Scomparsa Whitney Houston, l'infelice "gazzella del soul"

Whitney Houston, 1963 - 2012
Addio Whitney. Il corpo senza vita di Whitney Houston è stato rinvenuto domenica 12 febbraio alle 15.43 (ora locale) nella stanza di un albergo di Beverly Hills, a Los Angeles, dove la cantante si preparava a prendere parte alla notte dei Grammy Awards. Le cause del decesso sono ancora ignote, ma a dare l'allarme, secondo la CNN, è stato l'attuale compagno, il cantante Ray J, fratello della star r&b Brandy. Immediate le reazioni di fan e amici della star, la maggior parte dei quali ha scelto i social network in rete per condividere il proprio sgomento. "Ho il cuore spezzato", ha scritto Mariah Carey, "e sono in lacrime per la morte scioccante del mio amica, l'incomparabile Whitney Houston". Nelle ultime ore si è diffusa la notizia secondo la quale Nippy, così amavano chiamarla in famiglia, sarebbe stata trovata dalla propria parrucchiera personale già priva di vita, con la faccia immersa nell’acqua della vasca da bagno.

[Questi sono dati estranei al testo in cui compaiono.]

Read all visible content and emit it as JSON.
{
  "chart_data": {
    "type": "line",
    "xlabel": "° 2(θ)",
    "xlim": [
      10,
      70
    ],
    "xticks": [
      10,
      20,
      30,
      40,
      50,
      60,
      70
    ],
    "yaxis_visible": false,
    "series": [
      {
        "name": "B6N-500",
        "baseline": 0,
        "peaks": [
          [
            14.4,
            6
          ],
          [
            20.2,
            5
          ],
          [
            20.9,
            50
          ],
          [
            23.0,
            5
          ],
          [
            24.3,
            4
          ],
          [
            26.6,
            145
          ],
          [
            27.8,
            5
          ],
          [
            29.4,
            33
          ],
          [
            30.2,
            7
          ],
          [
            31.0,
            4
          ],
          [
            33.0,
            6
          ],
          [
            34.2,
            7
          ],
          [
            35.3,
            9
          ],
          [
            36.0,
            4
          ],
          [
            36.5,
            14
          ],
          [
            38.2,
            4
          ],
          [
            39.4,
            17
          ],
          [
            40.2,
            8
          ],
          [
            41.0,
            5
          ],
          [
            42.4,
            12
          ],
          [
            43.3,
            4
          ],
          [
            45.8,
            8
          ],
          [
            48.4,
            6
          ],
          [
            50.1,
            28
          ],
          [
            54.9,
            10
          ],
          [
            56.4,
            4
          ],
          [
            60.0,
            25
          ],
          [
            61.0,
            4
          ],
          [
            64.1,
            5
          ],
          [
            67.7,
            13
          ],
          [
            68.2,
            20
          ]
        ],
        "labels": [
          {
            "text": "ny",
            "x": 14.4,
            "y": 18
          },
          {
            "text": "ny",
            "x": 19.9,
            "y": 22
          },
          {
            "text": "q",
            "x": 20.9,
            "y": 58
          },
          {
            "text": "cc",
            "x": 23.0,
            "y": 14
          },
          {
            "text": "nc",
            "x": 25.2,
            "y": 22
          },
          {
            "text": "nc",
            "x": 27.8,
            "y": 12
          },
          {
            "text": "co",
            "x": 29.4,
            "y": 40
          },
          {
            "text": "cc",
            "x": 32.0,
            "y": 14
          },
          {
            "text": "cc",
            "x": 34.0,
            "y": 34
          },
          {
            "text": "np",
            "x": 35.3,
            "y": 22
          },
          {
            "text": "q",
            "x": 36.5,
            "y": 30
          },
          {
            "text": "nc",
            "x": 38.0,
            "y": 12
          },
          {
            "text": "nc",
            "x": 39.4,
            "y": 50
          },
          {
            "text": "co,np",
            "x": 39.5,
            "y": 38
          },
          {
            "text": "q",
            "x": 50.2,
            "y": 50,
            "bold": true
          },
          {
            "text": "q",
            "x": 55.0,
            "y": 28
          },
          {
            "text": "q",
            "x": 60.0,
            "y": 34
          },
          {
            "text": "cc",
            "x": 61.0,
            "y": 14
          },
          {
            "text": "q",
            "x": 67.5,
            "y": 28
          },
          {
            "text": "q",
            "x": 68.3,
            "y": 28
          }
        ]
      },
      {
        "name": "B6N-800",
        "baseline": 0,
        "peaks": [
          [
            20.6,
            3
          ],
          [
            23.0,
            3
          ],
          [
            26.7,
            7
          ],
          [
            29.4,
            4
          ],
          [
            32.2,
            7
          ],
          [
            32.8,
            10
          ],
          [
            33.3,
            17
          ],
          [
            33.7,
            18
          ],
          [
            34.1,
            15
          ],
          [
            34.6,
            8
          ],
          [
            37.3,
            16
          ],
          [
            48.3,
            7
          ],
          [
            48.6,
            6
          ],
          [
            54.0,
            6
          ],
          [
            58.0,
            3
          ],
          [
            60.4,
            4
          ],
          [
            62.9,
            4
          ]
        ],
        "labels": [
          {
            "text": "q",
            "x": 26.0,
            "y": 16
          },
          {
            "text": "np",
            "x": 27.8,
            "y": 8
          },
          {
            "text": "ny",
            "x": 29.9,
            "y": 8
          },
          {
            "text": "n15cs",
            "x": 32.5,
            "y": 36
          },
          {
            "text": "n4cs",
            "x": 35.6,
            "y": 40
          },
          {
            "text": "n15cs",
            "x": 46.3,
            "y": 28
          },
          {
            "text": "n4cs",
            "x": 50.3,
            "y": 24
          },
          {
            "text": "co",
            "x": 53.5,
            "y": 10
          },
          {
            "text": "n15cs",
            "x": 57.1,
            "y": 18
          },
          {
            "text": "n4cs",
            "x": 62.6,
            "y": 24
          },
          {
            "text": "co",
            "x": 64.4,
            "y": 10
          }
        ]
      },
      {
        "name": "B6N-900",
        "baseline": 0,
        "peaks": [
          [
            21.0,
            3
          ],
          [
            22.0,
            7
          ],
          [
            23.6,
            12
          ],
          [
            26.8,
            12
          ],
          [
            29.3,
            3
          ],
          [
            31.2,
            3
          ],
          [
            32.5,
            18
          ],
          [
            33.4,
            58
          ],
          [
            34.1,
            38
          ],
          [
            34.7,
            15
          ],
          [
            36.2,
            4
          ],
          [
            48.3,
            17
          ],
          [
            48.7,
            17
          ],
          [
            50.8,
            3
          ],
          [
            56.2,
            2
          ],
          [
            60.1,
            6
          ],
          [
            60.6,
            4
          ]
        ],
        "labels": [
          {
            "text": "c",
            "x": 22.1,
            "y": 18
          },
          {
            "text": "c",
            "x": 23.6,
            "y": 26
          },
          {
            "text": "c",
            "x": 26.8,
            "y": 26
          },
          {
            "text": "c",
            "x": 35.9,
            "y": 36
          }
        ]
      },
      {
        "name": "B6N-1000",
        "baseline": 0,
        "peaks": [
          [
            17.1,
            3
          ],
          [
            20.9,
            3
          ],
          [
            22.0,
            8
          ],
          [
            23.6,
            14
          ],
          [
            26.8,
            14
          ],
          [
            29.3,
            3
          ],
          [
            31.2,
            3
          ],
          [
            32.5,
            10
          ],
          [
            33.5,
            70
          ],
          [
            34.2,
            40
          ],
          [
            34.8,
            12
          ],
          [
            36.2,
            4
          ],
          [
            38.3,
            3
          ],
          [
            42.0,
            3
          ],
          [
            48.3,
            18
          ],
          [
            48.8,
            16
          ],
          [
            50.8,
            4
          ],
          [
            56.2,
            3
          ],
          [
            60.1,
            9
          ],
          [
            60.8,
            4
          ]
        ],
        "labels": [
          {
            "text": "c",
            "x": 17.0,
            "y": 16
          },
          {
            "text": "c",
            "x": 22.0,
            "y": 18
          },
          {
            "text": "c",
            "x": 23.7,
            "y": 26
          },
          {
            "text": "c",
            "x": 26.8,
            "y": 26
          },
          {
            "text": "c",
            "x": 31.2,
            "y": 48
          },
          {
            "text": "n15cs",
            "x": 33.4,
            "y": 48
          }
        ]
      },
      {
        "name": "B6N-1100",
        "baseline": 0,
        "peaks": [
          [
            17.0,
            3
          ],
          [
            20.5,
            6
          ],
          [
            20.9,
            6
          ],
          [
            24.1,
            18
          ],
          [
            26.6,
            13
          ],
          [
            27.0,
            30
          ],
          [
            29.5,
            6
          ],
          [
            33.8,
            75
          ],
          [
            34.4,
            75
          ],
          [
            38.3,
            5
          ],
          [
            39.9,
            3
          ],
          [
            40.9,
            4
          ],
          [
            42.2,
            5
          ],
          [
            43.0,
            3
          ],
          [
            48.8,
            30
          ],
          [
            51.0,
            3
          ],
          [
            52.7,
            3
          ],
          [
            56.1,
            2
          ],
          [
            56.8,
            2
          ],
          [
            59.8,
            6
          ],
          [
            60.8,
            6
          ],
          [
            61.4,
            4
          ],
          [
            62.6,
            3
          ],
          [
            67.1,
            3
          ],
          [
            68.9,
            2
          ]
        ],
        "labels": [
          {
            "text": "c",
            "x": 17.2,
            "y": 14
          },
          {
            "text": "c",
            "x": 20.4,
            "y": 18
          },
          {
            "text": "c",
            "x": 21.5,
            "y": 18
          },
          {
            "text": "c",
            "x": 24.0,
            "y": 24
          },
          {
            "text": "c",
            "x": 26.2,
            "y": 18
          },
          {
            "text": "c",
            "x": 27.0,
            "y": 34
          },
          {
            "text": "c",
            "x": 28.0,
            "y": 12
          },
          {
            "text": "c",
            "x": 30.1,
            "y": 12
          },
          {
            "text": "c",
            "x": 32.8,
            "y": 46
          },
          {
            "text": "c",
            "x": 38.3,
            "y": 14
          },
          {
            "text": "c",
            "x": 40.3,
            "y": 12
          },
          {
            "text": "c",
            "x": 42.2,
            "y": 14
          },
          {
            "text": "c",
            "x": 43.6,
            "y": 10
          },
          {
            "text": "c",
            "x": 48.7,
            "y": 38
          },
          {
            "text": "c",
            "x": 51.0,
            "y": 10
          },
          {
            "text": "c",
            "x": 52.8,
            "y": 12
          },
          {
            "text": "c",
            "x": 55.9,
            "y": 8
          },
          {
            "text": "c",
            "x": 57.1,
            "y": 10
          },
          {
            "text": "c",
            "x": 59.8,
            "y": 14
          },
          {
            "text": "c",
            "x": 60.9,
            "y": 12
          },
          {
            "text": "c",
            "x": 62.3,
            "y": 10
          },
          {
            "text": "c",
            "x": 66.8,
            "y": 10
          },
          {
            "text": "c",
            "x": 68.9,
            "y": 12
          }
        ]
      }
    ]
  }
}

Una fine annunciata. Ci lascia così, a soli 48 anni, la più grande diva pop-soul di tutti i tempi, la ragazza di buona famiglia che con la sua voce inconfondibile e una bellezza irresistibile aveva conquistato anche le "platee bianche" anni Ottanta sulle note di hit come Saving All My Love To You, I Will I Know e "I Wanna Dance With Somebody". Un'ascesa rapida e perfetta scivolata improvvisamente, nella seconda metà degli anni Novanta, nel baratro. Colpa, come ancora in molti sostengono, del turbolento Bobby Brown, ex gloria r&b come frontman dei New Edition e come solista, nonché ex marito di Whitney e papà dell’unica figlia della cantante, Bobbi Christina. E' infatti Brown, rivelatosi già dai primi anni di matrimonio un uomo infedele e violento, a iniziare la Houston all’alcol e alle droghe. Droghe pensanti, come la cocaina e il crack, che unite all'abuso di tranquillanti, psicofarmaci e bevande alcoliche hanno progressivamente allontanato la star di I Will Always Love You dai palcoscenici e da se stessa fino a farla sprofondare in una grave depressione scandita da ripetuti ricoveri in centri specializzati nella disintossicazione. I fan, tuttavia, non l'hanno mai dimenticata. Ed è grazie a loro e al sostegno dell'uomo che l'aveva lanciata, il discografico Clive Davis, che Nippy ritrova la strada del successo. Per un po', fino a imboccare, come tanti suoi illustri colleghi in questi anni, una strada senza ritorno.

Nata con la musica nel sangue. Figlia di una cantante gospel, nipote di Dionne Warwick e figlioccia di Aretha Franklin, Whitney aveva incantato il mondo con album bestseller mai dimenticati, specialmente i primi tre, vale a dire "Whitney Houston" (1985, 13 volte disco di platino), e i successivi "Whitney" (1987, 9 volte disco di platino) e "I'm your baby tonight" (1990, 3 volte disco di platino). Oltre a possedere una voce potente e intensa, la Houston era una donna affascinante e desiderata da tutti, capace di sfoggiare il proprio talento anche sul grande schermo, come nel film culto "The Bodyguard" (1992), con Kevin Costner. La title-track della colonna sonora del film, "I will always love you", originariamente un brano country portato al successo da Dolly Parton, è diventato un simbolo del firmamento pop anni Novanta. "Aveva una voce bellissima", ha scritto Barbra Streisand sulla propria fan page on-line, "Peccato che questo dono non le abbia dato anche la felicità".